18 Apr 2018

18 Apr 18 - Atlantic Odyssey - Day Twenty: St Helena

It was another morning when I was up early as we were due to arrive at St Helena & there was always the chance of Seabirds, Cetaceans & other goodies on our final approach to the island. All the islands we visited were volcanic in origin & had steep sides below the waterline. As such there is only a narrow coastal strip around each of the islands before the deep water commenced. This resulted in an abundance of food close to the islands & hence plenty of wildlife. So, it was always worth being up early to be looking from first light when arriving at a new island.
St Helena in the distance with an atmospheric sky: Just like Gough Island we traded blue skies at sea for cloudy skies
St Helena: Looking to the rocky islands on the South West coast
St Helena map
The first view of Jamestown
St Helena has a number of steep valleys
A close up of the white building in the valley bottom: This looks like a barrack block behind a protective wall left over from the Napoleonic era
Pantropical Spotted Dolphin: We saw several parties along the coastline, but unfortunately none were close.
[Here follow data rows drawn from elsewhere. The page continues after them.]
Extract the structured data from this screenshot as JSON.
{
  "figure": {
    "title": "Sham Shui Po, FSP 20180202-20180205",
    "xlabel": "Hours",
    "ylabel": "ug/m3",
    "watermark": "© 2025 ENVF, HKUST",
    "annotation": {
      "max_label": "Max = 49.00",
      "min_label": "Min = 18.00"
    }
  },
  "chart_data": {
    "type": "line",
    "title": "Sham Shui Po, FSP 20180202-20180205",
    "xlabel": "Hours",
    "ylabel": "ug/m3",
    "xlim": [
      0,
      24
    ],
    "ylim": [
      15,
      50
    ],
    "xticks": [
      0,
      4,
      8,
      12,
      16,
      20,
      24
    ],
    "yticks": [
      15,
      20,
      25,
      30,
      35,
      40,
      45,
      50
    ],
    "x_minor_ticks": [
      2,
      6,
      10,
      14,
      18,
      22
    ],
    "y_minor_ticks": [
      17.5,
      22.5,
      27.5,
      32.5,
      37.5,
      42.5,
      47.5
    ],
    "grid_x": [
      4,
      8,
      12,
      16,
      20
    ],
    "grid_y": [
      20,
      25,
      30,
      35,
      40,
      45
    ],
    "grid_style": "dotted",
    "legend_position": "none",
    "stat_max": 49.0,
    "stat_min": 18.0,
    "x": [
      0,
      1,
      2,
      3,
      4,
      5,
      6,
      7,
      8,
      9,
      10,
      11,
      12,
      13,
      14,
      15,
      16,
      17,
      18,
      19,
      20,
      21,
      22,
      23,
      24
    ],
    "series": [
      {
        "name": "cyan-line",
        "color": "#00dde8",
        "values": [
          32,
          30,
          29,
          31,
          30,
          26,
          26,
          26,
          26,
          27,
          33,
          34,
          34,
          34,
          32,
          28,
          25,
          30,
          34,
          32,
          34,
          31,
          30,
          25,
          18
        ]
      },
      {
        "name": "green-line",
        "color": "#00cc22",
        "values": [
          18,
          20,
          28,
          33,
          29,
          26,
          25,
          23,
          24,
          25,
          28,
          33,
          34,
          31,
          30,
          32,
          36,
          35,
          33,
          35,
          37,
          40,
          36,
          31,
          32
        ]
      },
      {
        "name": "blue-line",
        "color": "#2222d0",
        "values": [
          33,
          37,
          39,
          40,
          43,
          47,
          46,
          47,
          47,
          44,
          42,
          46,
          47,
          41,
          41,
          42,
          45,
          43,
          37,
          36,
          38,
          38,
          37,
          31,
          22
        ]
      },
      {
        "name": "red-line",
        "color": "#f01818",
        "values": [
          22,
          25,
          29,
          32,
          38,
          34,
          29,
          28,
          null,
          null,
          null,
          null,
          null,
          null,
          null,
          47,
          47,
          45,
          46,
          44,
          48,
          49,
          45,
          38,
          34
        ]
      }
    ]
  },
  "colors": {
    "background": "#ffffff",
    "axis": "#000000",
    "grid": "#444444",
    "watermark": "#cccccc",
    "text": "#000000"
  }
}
Still they put on a good welcome display
Pantropical Spotted Dolphin
Pantropical Spotted Dolphin
Pantropical Spotted Dolphin
Pantropical Spotted Dolphin
Pantropical Spotted Dolphin: They are quite a dark Dolphin with a fairly long beak, a dark upper body at the front & a paler strip below
Pantropical Spotted Dolphin: The dark upper body curves down on the side of the body
Pantropical Spotted Dolphin: The dark upper body finally curves up & ends behind the narrow, sharply curved dorsal fin
St Helena is a largely flat island with deep valleys including the Jamestown valley
Jamestown sits in a deep valley
Napoleonic gun emplacements protecting Jamestown: The RMS St Helena was the much loved passenger & supply ship for the island. With the airfield recently opened on St Helena, the UK government has cut the ship service & the locals are sad that the RMS St Helena left for the last time in Feb 18. This was the UK government's plan to cut the costs of replacing the RMS St Helena with a cargo only ship. Visitor are now expected to arrive & depart on the weekly plane service from Windhoek, Namibia. All sounding a great idea, but as four of our passengers found out the hard way, flights into St Helena can be cancelled due to strong winds & large planes cannot land full stop. But to be fair to the UK's Tory government, they weren't to know about the problems of these strong winds as the problem had only been known about since Charles Darwin detailed it on his Beagle voyage when he visited in 1836. Darwin wouldn't have written it up for several years after his visit. I doubt the consultants who would have been paid a lot to develop the airfield would have highlighted it, if it reduced the money they would make on the consultation
Another building by Jamestown
Looking to the right of Jamestown
This was a damp vegetated edge of cliff compared to the rest of the cliffs: Looks like a stream must run down here
Some of the quay buildings
The main quay office
Jamestown has kept its old quaint look
Our first Saints: We were not allowed ashore until the ship had cleared customs & had approval from a few other officials
We also had to have all the passports stamped for our visit
Having got our clearance, Hans from the expedition staff heads ashore to check the landing
Leon followed soon afterwards
We were finally ready to head ashore by mid morning. There were a variety of trips laid on for us to sign up for, along with a free morning historical trip on the second or third mornings depending on which group we were in. However, they didn't begin until after lunch so we had a few hours to run ashore & have a general look around.